When he heard this, the missionary laughed. “That’s impossible, I assure you. I was alone in the campsite.” But the young man pressed the point, “No sir. I wasn’t the only one who saw the guards. My friends saw them too and we all counted them.” Later as the missionary went home to his church in Michigan and told his story, someone in the church stopped him and told the following: “On that night in Africa it was morning here. I stopped by the church to get some materials for a ministry trip. But as I was putting my bags in my trunk, I felt the Lord leading me to pray for you. It was an extremely strong urge, so I got on the phone and gathered some other men to come to church and pray for you. Then the man turned to the rest of the congregation. Will all of those men who prayed with me that day stand up right now?” And one by one they stood up—all twenty-six of them.

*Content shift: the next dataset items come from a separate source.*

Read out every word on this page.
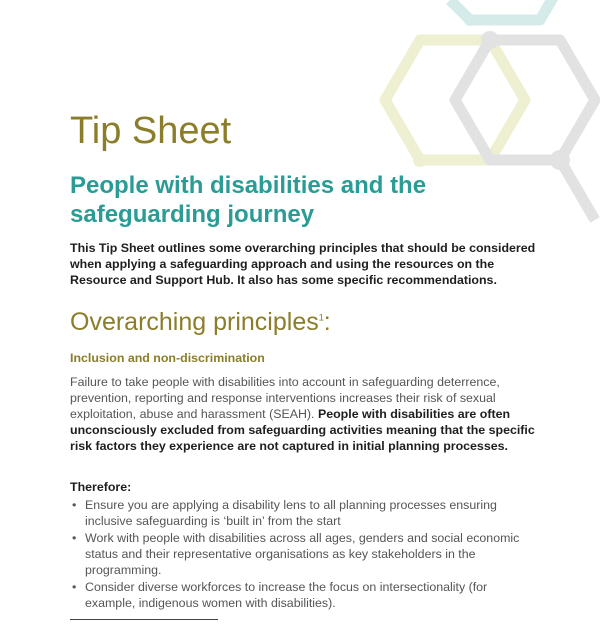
Tip Sheet
People with disabilities and the safeguarding journey

This Tip Sheet outlines some overarching principles that should be considered when applying a safeguarding approach and using the resources on the Resource and Support Hub. It also has some specific recommendations.

Overarching principles$^1$:
Inclusion and non-discrimination

Failure to take people with disabilities into account in safeguarding deterrence, prevention, reporting and response interventions increases their risk of sexual exploitation, abuse and harassment (SEAH). People with disabilities are often unconsciously excluded from safeguarding activities meaning that the specific risk factors they experience are not captured in initial planning processes.

Therefore:

• Ensure you are applying a disability lens to all planning processes ensuring inclusive safeguarding is ‘built in’ from the start
• Work with people with disabilities across all ages, genders and social economic status and their representative organisations as key stakeholders in the programming.
• Consider diverse workforces to increase the focus on intersectionality (for example, indigenous women with disabilities).
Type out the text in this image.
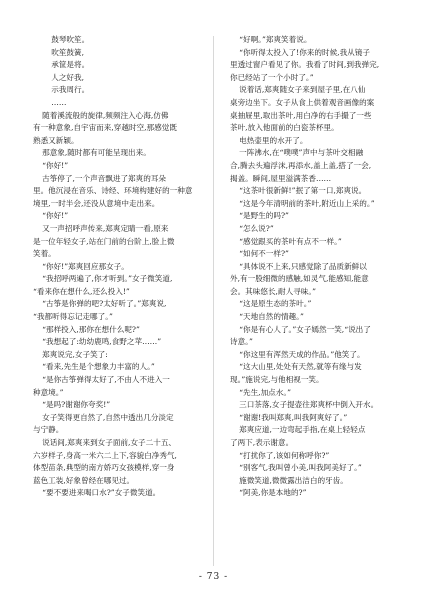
鼓琴吹笙。

吹笙鼓簧,

承筐是将。

人之好我,

示我周行。

……

随着溪流般的旋律,频频注入心海,仿佛

有一种意象,自宇宙而来,穿越时空,那感觉既

熟悉又新颖。

那意象,随时都有可能呈现出来。

“你好!”

古筝停了,一个声音飘进了郑爽的耳朵

里。他沉浸在音乐、诗经、环境构建好的一种意

境里,一时半会,还没从意境中走出来。

“你好!”

又一声招呼声传来,郑爽定睛一看,原来

是一位年轻女子,站在门前的台阶上,脸上微

笑着。

“你好!”郑爽回应那女子。

“我招呼两遍了,你才听到。”女子微笑道,

“看来你在想什么,还么投入!”

“古筝是你弹的吧?太好听了。”郑爽说,

“我都听得忘记走哪了。”

“那样投入,那你在想什么呢?”

“我想起了:幼幼鹿鸣,食野之苹……”

郑爽说完,女子笑了:

“看来,先生是个想象力丰富的人。”

“是你古筝弹得太好了,不由人不进入一

种意境。”

“是吗?谢谢你夸奖!”

女子笑得更自然了,自然中透出几分淡定

与宁静。

说话间,郑爽来到女子面前,女子二十五、

六岁样子,身高一米六二上下,容貌白净秀气,

体型苗条,典型的南方娇巧女孩模样,穿一身

蓝色工装,好象曾经在哪见过。

“要不要进来喝口水?”女子微笑道。

“好啊。”郑爽笑着说。

“你听得太投入了!你来的时候,我从镜子

里透过窗户看见了你。我看了时间,到我弹完,

你已经站了一个小时了。”

说着话,郑爽随女子来到屋子里,在八仙

桌旁边坐下。女子从食上供着观音画像的案

桌抽屉里,取出茶叶,用白净的右手撮了一些

茶叶,放入他面前的白瓷茶杯里。

电热壶里的水开了。

一阵沸水,在“噗噗”声中与茶叶交相融

合,腾去头遍浮沫,再添水,盖上盖,搭了一会,

揭盖。瞬间,屋里溢满茶香……

“这茶叶很新鲜!”抿了第一口,郑爽说。

“这是今年清明前的茶叶,附近山上采的。”

“是野生的吗?”

“怎么说?”

“感觉跟买的茶叶有点不一样。”

“如何不一样?”

“具体说不上来,只感觉除了品质新鲜以

外,有一股细微的感触,如灵气,能感知,能意

会。其味悠长,耐人寻味。”

“这是原生态的茶叶。”

“天地自然的情趣。”

“你是有心人了。”女子嫣然一笑,“说出了

诗意。”

“你这里有浑然天成的作品。”他笑了。

“这大山里,处处有天然,就等有缘与发

现。”施说完,与他相视一笑。

“先生,加点水。”

三口茶落,女子提壶往郑爽杯中倒入开水。

“谢谢!我叫郑爽,叫我阿爽好了。”

郑爽应道,一边弯起手指,在桌上轻轻点

了两下,表示谢意。

“打扰你了,该如何称呼你?”

“别客气,我叫曾小美,叫我阿美好了。”

施微笑道,微微露出洁白的牙齿。

“阿美,你是本地的?”

- 73 -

I know that each one of us can recount a time when a near traffic accident, an almost certain fall, a missed appointment, a missed airline flight, or a broken elevator was a divine intervention, an angel stepping in front of danger, a larger plan playing out, a saving experience not so much deserved but gratefully accepted. Our sacred history is overlaid with hundreds of stories about angelic intervention - those spirits ascending or descending to meet us wherever we are to bring us closer to the divine, in whose image we are created. The angels and archangels and all the company of heaven who behold the glory of God’s presence and offer unceasing praise are with us, next to us, behind us, ahead of us, and all around us because indeed Jesus DOES save.